Wireless Adult Services to Ring Up $1B by 2008

Coming on the heels of a decision by a Japanese court ordering spammers to pay for unsolicited wireless porn messages, is a report from Strategy Analytics on wireless adult entertainment services.

Japanese mobile phone carrier, NTT DoCoMo Corp., was awarded 6.57 million yen ($54,420) in March 2003 to cover the cost of unsolicited messages from a Tokyo company that routinely flooded the network with randomly addressed advertisements for pornography or dating services.

DoCoMo estimates that more than 80 percent of the 950 million messages sent to its mobile e-mail service each day are unsolicited — although much of that is filtered out before it reaches users — and the wireless provider claims to have spent more than 4 million yen bouncing the junk e-mail that was sent to non-existent wireless phone numbers.

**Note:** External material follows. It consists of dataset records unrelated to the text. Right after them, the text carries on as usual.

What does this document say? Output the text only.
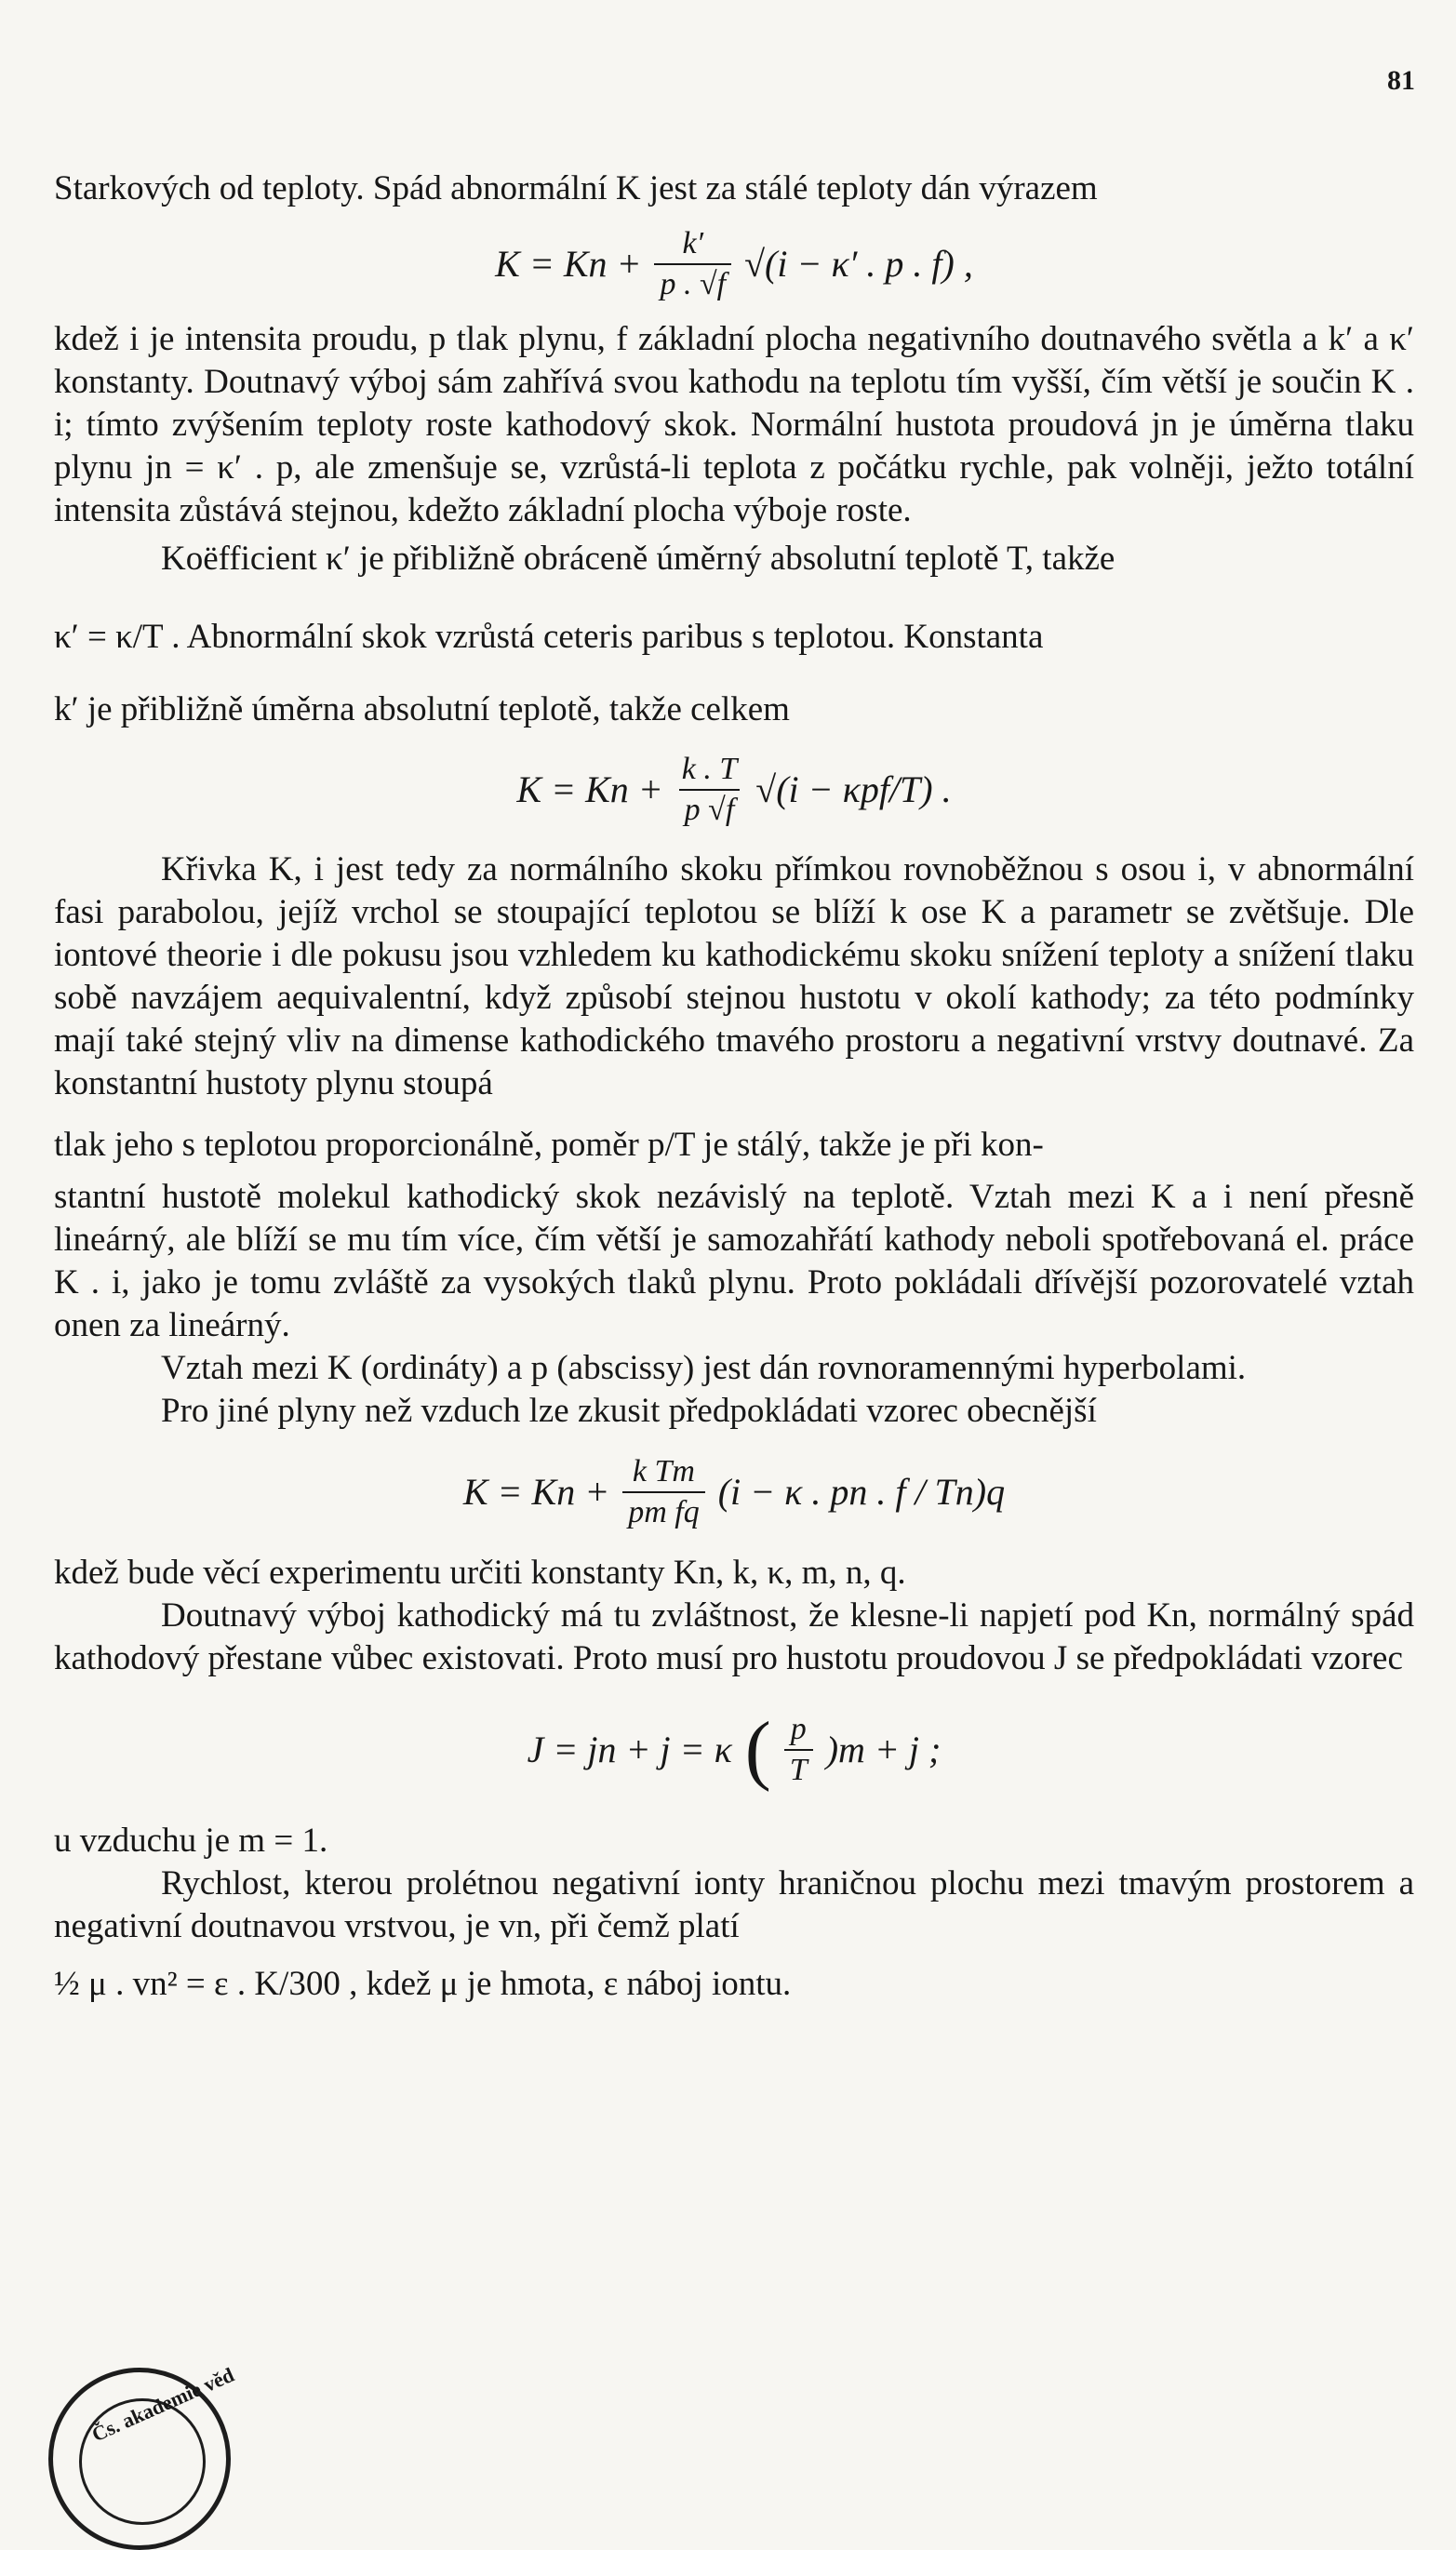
81

Starkových od teploty. Spád abnormální K jest za stálé teploty dán výrazem

$K = Kn + \frac{k'}{p . √f} √(i - \kappa'$ . p . f) ,

kdež i je intensita proudu, p tlak plynu, f základní plocha negativního doutnavého světla a k′ a κ′ konstanty. Doutnavý výboj sám zahřívá svou kathodu na teplotu tím vyšší, čím větší je součin K . i; tímto zvýšením teploty roste kathodový skok. Normální hustota proudová jn je úměrna tlaku plynu jn = κ′ . p, ale zmenšuje se, vzrůstá-li teplota z počátku rychle, pak volněji, ježto totální intensita zůstává stejnou, kdežto základní plocha výboje roste.

Koëfficient κ′ je přibližně obráceně úměrný absolutní teplotě T, takže

κ′ = κ/T . Abnormální skok vzrůstá ceteris paribus s teplotou. Konstanta

k′ je přibližně úměrna absolutní teplotě, takže celkem

$K = Kn + \frac{k . T}{p √f} √(i - \kappa pf/T)$ .

Křivka K, i jest tedy za normálního skoku přímkou rovnoběžnou s osou i, v abnormální fasi parabolou, jejíž vrchol se stoupající teplotou se blíží k ose K a parametr se zvětšuje. Dle iontové theorie i dle pokusu jsou vzhledem ku kathodickému skoku snížení teploty a snížení tlaku sobě navzájem aequivalentní, když způsobí stejnou hustotu v okolí kathody; za této podmínky mají také stejný vliv na dimense kathodického tmavého prostoru a negativní vrstvy doutnavé. Za konstantní hustoty plynu stoupá

tlak jeho s teplotou proporcionálně, poměr p/T je stálý, takže je při kon-

stantní hustotě molekul kathodický skok nezávislý na teplotě. Vztah mezi K a i není přesně lineárný, ale blíží se mu tím více, čím větší je samozahřátí kathody neboli spotřebovaná el. práce K . i, jako je tomu zvláště za vysokých tlaků plynu. Proto pokládali dřívější pozorovatelé vztah onen za lineárný.

Vztah mezi K (ordináty) a p (abscissy) jest dán rovnoramennými hyperbolami.

Pro jiné plyny než vzduch lze zkusit předpokládati vzorec obecnější

$K = Kn + \frac{\text{k Tm}}{\text{pm fq}} (i - \kappa$ . pn . f / Tn)q

kdež bude věcí experimentu určiti konstanty Kn, k, κ, m, n, q.

Doutnavý výboj kathodický má tu zvláštnost, že klesne-li napjetí pod Kn, normálný spád kathodový přestane vůbec existovati. Proto musí pro hustotu proudovou J se předpokládati vzorec

J = jn + j = κ ( $\frac{p}{T} )m + j$ ;

u vzduchu je m = 1.

Rychlost, kterou prolétnou negativní ionty hraničnou plochu mezi tmavým prostorem a negativní doutnavou vrstvou, je vn, při čemž platí

½ μ . vn² = ε . K/300 , kdež μ je hmota, ε náboj iontu.

Čs. akademie věd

Despite the potential legal ramifications that may arise from unsolicited adult-oriented wireless messages, Strategy Analytics found that a legitimate market exists for mobile adult-oriented services, ringing up $1 billion by 2008. However, this forecast would only represent about 5 percent of mobile entertainment service revenues, the firm predicts.

David Kerr, vice president of the Strategy Analytics Global Wireless Practice, comments, “This is less than half of the value of the ringtones market in Western Europe in 2002. We believe that, with so much pornography available for free on the fixed Internet, demand for adult material will continue to be largely met by fixed Internet services.”

Strategy Analytics notes that adult community services, such as those recently announced by AT&T Wireless and Match.com, will ramp up quickly, boosted by the growth of the camera and videophone markets. Although skeptical of the revenue potential that streamed or downloaded adult services offers to wireless clients, the report further recommends that carriers must move swiftly to capitalize on their core messaging strengths by bundling branded dating applications into their service portfolios.

“Carriers must not allow themselves to get sidetracked, and must focus on implementing applications infrastructure platforms and business models that will open up mobile to media and entertainment industries, including adult entertainment, as swiftly as possible,” adds Kerr.